March 24, 2009 brought “Grief and Healing” to the Torrance Memorial stage. This was the sixth and last class in the 2009 “Create Better Endings” series presented by H.E.L.P.
Rev. Dan Hudson set the stage – sharing the story of a very recent loss within his family (his son being cut from the club soccer team), and very effectively making the points that we suffer losses, we often try to use control in response, and that there are many ways to deal with loss and grief, and to heal.
Claire Towle, LCSW, shared a thought-provoking presentation, educating us in the language (for example, grief is the experience of loss, mourning is the outward expression of grief), reminding us of today’s context (we’re constantly exposed to death via news, TV, Internet, etc.), and pointing out the changing models (from Jackie Kennedy’s stoicism in 1963 – to Nancy Reagan’s and Tiger Woods’ more recent openly mourning). She also reminded us that it is normal for grief to cause attention, focus and memory to temporarily “go out the window.” Claire turned to how best to help a grieving friend or family member – bottom line: “companioning” or being side-by-side with the berieved – not trying to fix it.
After intermission, the program featured Corinne and Linda, two women who taught us by sharing their experiences with the deaths of their respective husbands.
John, Corinne’s husband, was diagnosed with ALS in 2003 – their children were ages 6 and 8 at the time. ALS is a progressive, incurable disease that attacks the nervous system controlling one’s voluntary muscles. John fought his ALS for 40 months, until his death – he strove to be the first person who would beat ALS. Huge stresses arrived, John’s insistence he would beat ALS (and denial that he was dying), Corinne’s desire to support him, the underlying almost-certainty that ALS would kill him – were eased by the constant support of friends and neighbors. As Corinne said – her children didn’t have any parents for 3 years – but did well thanks to the help of those friends and neighbors. When John died, Corinne (who had been a successful businesswoman) found that she had lost her self-confidence, and felt she had nothing left inside her. On reflection, she feels she lost John before he died. She recalls that for the first year (although she quit her job) she kept very busy with her children and home – the second year she started feeling her grief, and also started getting some confidence back.

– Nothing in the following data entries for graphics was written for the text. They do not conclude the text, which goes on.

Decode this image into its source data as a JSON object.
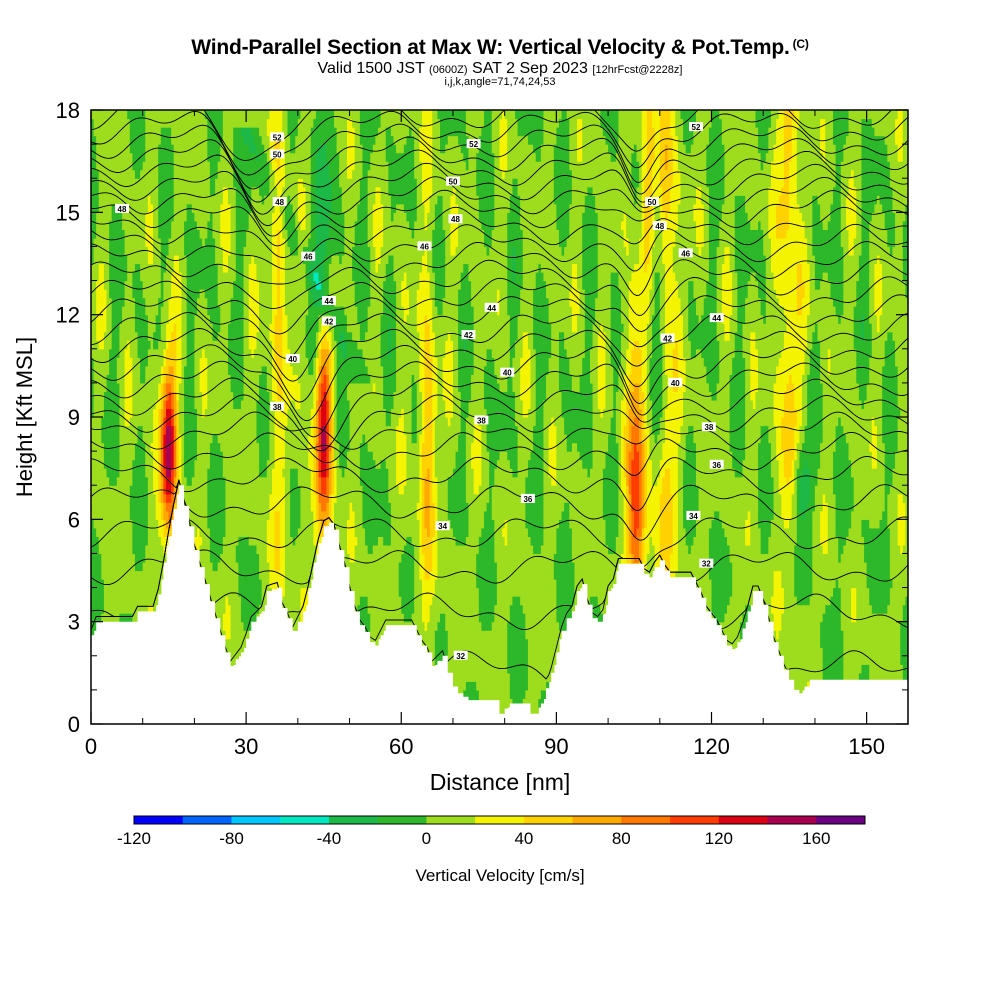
{
  "header": {
    "title": "Wind-Parallel Section at Max W: Vertical Velocity & Pot.Temp.",
    "copyright": "(C)",
    "valid_prefix": "Valid 1500 JST",
    "valid_utc": "(0600Z)",
    "valid_date": "SAT 2 Sep 2023",
    "forecast": "[12hrFcst@2228z]",
    "params": "i,j,k,angle=71,74,24,53"
  },
  "chart_data": {
    "type": "heatmap",
    "xlabel": "Distance [nm]",
    "ylabel": "Height [Kft MSL]",
    "xlim": [
      0,
      158
    ],
    "ylim": [
      0,
      18
    ],
    "xticks": [
      "0",
      "30",
      "60",
      "90",
      "120",
      "150"
    ],
    "yticks": [
      "0",
      "3",
      "6",
      "9",
      "12",
      "15",
      "18"
    ],
    "colorbar": {
      "label": "Vertical Velocity [cm/s]",
      "min": -120,
      "max": 180,
      "step": 20,
      "tick_labels": [
        "-120",
        "-80",
        "-40",
        "0",
        "40",
        "80",
        "120",
        "160"
      ],
      "colors": [
        "#0000ff",
        "#0066ff",
        "#00c8ff",
        "#00e8c0",
        "#1cb848",
        "#2db82a",
        "#9edc1e",
        "#f4f400",
        "#ffd200",
        "#ffa800",
        "#ff7800",
        "#ff3c00",
        "#dc0014",
        "#aa0050",
        "#6a0082"
      ]
    },
    "terrain_kft": [
      [
        0,
        2.6
      ],
      [
        1,
        3.0
      ],
      [
        8,
        3.0
      ],
      [
        9,
        3.3
      ],
      [
        12,
        3.3
      ],
      [
        13,
        3.8
      ],
      [
        14,
        4.6
      ],
      [
        15,
        5.5
      ],
      [
        16,
        6.3
      ],
      [
        17,
        7.0
      ],
      [
        18,
        6.4
      ],
      [
        19,
        5.8
      ],
      [
        20,
        5.1
      ],
      [
        21,
        4.6
      ],
      [
        22,
        4.1
      ],
      [
        23,
        3.6
      ],
      [
        24,
        3.1
      ],
      [
        25,
        2.6
      ],
      [
        26,
        2.1
      ],
      [
        27,
        1.7
      ],
      [
        28,
        1.9
      ],
      [
        29,
        2.1
      ],
      [
        30,
        2.5
      ],
      [
        31,
        3.0
      ],
      [
        33,
        3.3
      ],
      [
        34,
        3.9
      ],
      [
        36,
        4.0
      ],
      [
        37,
        3.4
      ],
      [
        38,
        3.1
      ],
      [
        39,
        2.7
      ],
      [
        41,
        3.3
      ],
      [
        42,
        3.9
      ],
      [
        43,
        4.6
      ],
      [
        44,
        5.3
      ],
      [
        45,
        5.8
      ],
      [
        46,
        5.9
      ],
      [
        47,
        5.7
      ],
      [
        48,
        5.1
      ],
      [
        49,
        4.6
      ],
      [
        50,
        3.9
      ],
      [
        51,
        3.3
      ],
      [
        52,
        2.9
      ],
      [
        53,
        2.7
      ],
      [
        54,
        2.4
      ],
      [
        55,
        2.3
      ],
      [
        56,
        2.6
      ],
      [
        57,
        2.9
      ],
      [
        62,
        2.9
      ],
      [
        63,
        2.6
      ],
      [
        64,
        2.3
      ],
      [
        65,
        2.1
      ],
      [
        66,
        1.7
      ],
      [
        68,
        2.0
      ],
      [
        69,
        1.5
      ],
      [
        70,
        1.1
      ],
      [
        71,
        0.9
      ],
      [
        72,
        0.8
      ],
      [
        73,
        0.7
      ],
      [
        78,
        0.7
      ],
      [
        79,
        0.3
      ],
      [
        81,
        0.6
      ],
      [
        84,
        0.6
      ],
      [
        85,
        0.3
      ],
      [
        86,
        0.3
      ],
      [
        87,
        0.6
      ],
      [
        89,
        1.5
      ],
      [
        90,
        2.1
      ],
      [
        91,
        2.7
      ],
      [
        92,
        3.1
      ],
      [
        93,
        3.3
      ],
      [
        94,
        3.9
      ],
      [
        95,
        4.1
      ],
      [
        96,
        3.5
      ],
      [
        97,
        3.1
      ],
      [
        98,
        3.0
      ],
      [
        99,
        3.2
      ],
      [
        100,
        3.9
      ],
      [
        101,
        4.1
      ],
      [
        102,
        4.7
      ],
      [
        106,
        4.7
      ],
      [
        107,
        4.4
      ],
      [
        108,
        4.3
      ],
      [
        109,
        4.6
      ],
      [
        110,
        4.8
      ],
      [
        111,
        4.5
      ],
      [
        112,
        4.3
      ],
      [
        116,
        4.3
      ],
      [
        117,
        4.0
      ],
      [
        118,
        3.7
      ],
      [
        119,
        3.3
      ],
      [
        120,
        3.1
      ],
      [
        121,
        2.9
      ],
      [
        122,
        2.6
      ],
      [
        123,
        2.3
      ],
      [
        124,
        2.2
      ],
      [
        125,
        2.4
      ],
      [
        126,
        2.8
      ],
      [
        127,
        3.3
      ],
      [
        128,
        3.9
      ],
      [
        129,
        3.9
      ],
      [
        130,
        3.5
      ],
      [
        131,
        3.0
      ],
      [
        132,
        2.4
      ],
      [
        133,
        2.0
      ],
      [
        134,
        1.6
      ],
      [
        135,
        1.3
      ],
      [
        136,
        1.0
      ],
      [
        137,
        0.9
      ],
      [
        138,
        1.1
      ],
      [
        139,
        1.3
      ],
      [
        158,
        1.3
      ]
    ],
    "updraft_cores": [
      {
        "x": 15,
        "z_bottom": 6.0,
        "z_top": 10.5,
        "w_max": 110
      },
      {
        "x": 36.5,
        "z_bottom": 4.5,
        "z_top": 17.5,
        "w_max": 40
      },
      {
        "x": 45,
        "z_bottom": 5.0,
        "z_top": 11.0,
        "w_max": 120
      },
      {
        "x": 65,
        "z_bottom": 2.0,
        "z_top": 14.0,
        "w_max": 40
      },
      {
        "x": 105.5,
        "z_bottom": 4.8,
        "z_top": 10.5,
        "w_max": 150
      },
      {
        "x": 108,
        "z_bottom": 14.0,
        "z_top": 18.0,
        "w_max": 120
      },
      {
        "x": 111,
        "z_bottom": 5.0,
        "z_top": 18.0,
        "w_max": 60
      },
      {
        "x": 135,
        "z_bottom": 8.0,
        "z_top": 18.0,
        "w_max": 70
      }
    ],
    "downdraft_cores": [
      {
        "x": 45,
        "z_bottom": 10.0,
        "z_top": 16.5,
        "w_min": -45
      },
      {
        "x": 109,
        "z_bottom": 9.5,
        "z_top": 17.5,
        "w_min": -60
      },
      {
        "x": 137.5,
        "z_bottom": 6.0,
        "z_top": 8.0,
        "w_min": -50
      }
    ],
    "theta_labels": [
      {
        "text": "52",
        "x": 36,
        "y": 17.2
      },
      {
        "text": "52",
        "x": 74,
        "y": 17.0
      },
      {
        "text": "52",
        "x": 117,
        "y": 17.5
      },
      {
        "text": "50",
        "x": 36,
        "y": 16.7
      },
      {
        "text": "50",
        "x": 70,
        "y": 15.9
      },
      {
        "text": "50",
        "x": 108.5,
        "y": 15.3
      },
      {
        "text": "48",
        "x": 6,
        "y": 15.1
      },
      {
        "text": "48",
        "x": 36.5,
        "y": 15.3
      },
      {
        "text": "48",
        "x": 70.5,
        "y": 14.8
      },
      {
        "text": "48",
        "x": 110,
        "y": 14.6
      },
      {
        "text": "46",
        "x": 42,
        "y": 13.7
      },
      {
        "text": "46",
        "x": 64.5,
        "y": 14.0
      },
      {
        "text": "46",
        "x": 115,
        "y": 13.8
      },
      {
        "text": "44",
        "x": 46,
        "y": 12.4
      },
      {
        "text": "44",
        "x": 77.5,
        "y": 12.2
      },
      {
        "text": "44",
        "x": 121,
        "y": 11.9
      },
      {
        "text": "42",
        "x": 46,
        "y": 11.8
      },
      {
        "text": "42",
        "x": 73,
        "y": 11.4
      },
      {
        "text": "42",
        "x": 111.5,
        "y": 11.3
      },
      {
        "text": "40",
        "x": 39,
        "y": 10.7
      },
      {
        "text": "40",
        "x": 80.5,
        "y": 10.3
      },
      {
        "text": "40",
        "x": 113,
        "y": 10.0
      },
      {
        "text": "38",
        "x": 36,
        "y": 9.3
      },
      {
        "text": "38",
        "x": 75.5,
        "y": 8.9
      },
      {
        "text": "38",
        "x": 119.5,
        "y": 8.7
      },
      {
        "text": "36",
        "x": 84.5,
        "y": 6.6
      },
      {
        "text": "36",
        "x": 121,
        "y": 7.6
      },
      {
        "text": "34",
        "x": 68,
        "y": 5.8
      },
      {
        "text": "34",
        "x": 116.5,
        "y": 6.1
      },
      {
        "text": "32",
        "x": 119,
        "y": 4.7
      },
      {
        "text": "32",
        "x": 71.5,
        "y": 2.0
      }
    ],
    "theta_levels_kft": [
      1.6,
      3.3,
      4.6,
      5.6,
      6.5,
      7.3,
      8.0,
      8.6,
      9.1,
      9.6,
      10.1,
      10.6,
      11.1,
      11.6,
      12.1,
      12.6,
      13.1,
      13.6,
      14.1,
      14.6,
      15.1,
      15.5,
      15.9,
      16.3,
      16.7,
      17.1,
      17.5,
      17.9
    ]
  }
}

Corinne felt that her young children were a large part of what got her through — they get you up and going. Today, Corinne and her children talk about John, and not long ago they surprised her by remembering their parents’ wedding anniversary. Corinne is sad, however, that today she doesn’t seem to remember John as well.
Scott and Linda had been married 27 years (with a 24-year-old son) when they received very bad news. They learned (after painful confusion and unresponsiveness in the medical system) that Scott had what turned out to be an inoperable brain tumor (cancer). Scott lived only four months after receiving the diagnosis. Scott opted out of radiation and chemo, choosing instead a better quality of life for his remaining time. Scott and Linda talked openly about his dying – about assisted suicide – about when to stop treatment – discussing even plans for his ashes – and Linda felt that the last four months were the best months of their marriage. During those four months, friends came and reminisced, and laughed and cried with Scott and Linda – and recorded conversations. Scott chose the day he died – by choosing when to stop taking the medications that were keeping him going. After Scott died, Linda reports that her grief was physical, she felt her heart breaking, couldn’t concentrate (took three years before she could sit down and read a book). Linda had never been able to ask others for help, but she did then (reaching out to a friend) – and she found a “loss of spouse” support group. It’s been four years now, and the first was the hardest (with first times missing birthdays, etc.), in the second year the finality of Scott’s death set in (she still talks to him), and Linda doesn’t like living by herself. Linda reports “four years later, I’m a whole person again.”
Dan thanked Claire, Corinne and Linda, shared experiences in spirituality (which, like grieving, is unique to the person – and can be an important part of grieving and healing), and brought this excellent program to a close.
Among the take-aways for me: we each grieve in our own way, on our own time, there are no rules; helping people grieve is about being there with them; the death of a spouse or other close loved one can suck the energy out of a person, and make them feel incompetent and hollow; with time (and especially with support from others) we can heal.
Many thanks to Dan, Claire, Corinne and Linda for a strong and helpful class.